Suite à un incendie volontaire qui avait fait dix morts début février à Paris, les pompiers avaient fait circuler des messages de prévention. «Les gens sont restés confinés chez eux, ont fermé leurs portes et attendu que les pompiers viennent les chercher par ordre de priorité», a expliqué Florian Lointier rappelant que les consignes avait «été parfaitement respectées». Le parquet de Paris a ouvert une enquête et le 2e DPJ a été saisi. La préfecture de police de Paris a indiqué, sur Twitter, que le préfet Didier Lallement se trouvait également sur place.

«On dormait et vers 5h j'ai senti de la fumée. J'ai ouvert la fenêtre et il y avait déjà un camion de pompiers dans la rue. On a vue sur la cour (de l'immeuble incendié) et on a vu une énorme de colonne de fumée qui sortait. On a entendu crier, plein de bruit et on est sorti direct», a témoigné auprès de l’AFP Jérôme Cariati, un habitant de la rue Oberkampf. «On a vu passer les gens évacués, qui étaient pieds nus, ils avaient l'air choqués, certains avaient du mal à respirer.
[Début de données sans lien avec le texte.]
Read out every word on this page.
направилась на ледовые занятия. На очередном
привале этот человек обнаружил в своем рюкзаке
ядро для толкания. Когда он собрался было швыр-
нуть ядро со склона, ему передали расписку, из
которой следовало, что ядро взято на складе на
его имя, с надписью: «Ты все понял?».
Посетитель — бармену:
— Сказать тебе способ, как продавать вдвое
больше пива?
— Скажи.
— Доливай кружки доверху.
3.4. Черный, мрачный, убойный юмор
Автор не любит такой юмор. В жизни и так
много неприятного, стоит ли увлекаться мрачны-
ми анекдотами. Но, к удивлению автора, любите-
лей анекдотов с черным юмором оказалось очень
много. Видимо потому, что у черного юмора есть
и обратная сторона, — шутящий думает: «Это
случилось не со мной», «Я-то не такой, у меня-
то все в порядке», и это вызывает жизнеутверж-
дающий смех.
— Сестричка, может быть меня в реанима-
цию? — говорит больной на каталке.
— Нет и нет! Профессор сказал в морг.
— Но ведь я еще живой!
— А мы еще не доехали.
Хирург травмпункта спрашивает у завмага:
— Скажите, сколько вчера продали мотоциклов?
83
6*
Ils ont été pris en main rapidement», a-t-il ajouté.

Selon le porte-parole des pompiers, si la totalité des habitants évacués ne pourront pas rejoindre leurs habitations, des appartements ayant été endommagés par la fumée et le feu, certains «pourront revenir d'ici ce soir».

Dans la nuit du 4 au 5 février dernier, une femme souffrant de problèmes psychiatriques avait volontairement déclenché un incendie dans un immeuble du XVIe arrondissement de Paris, faisant 10 morts et 96 blessés, le bilan le plus meurtrier dans la capitale en près de 14 ans.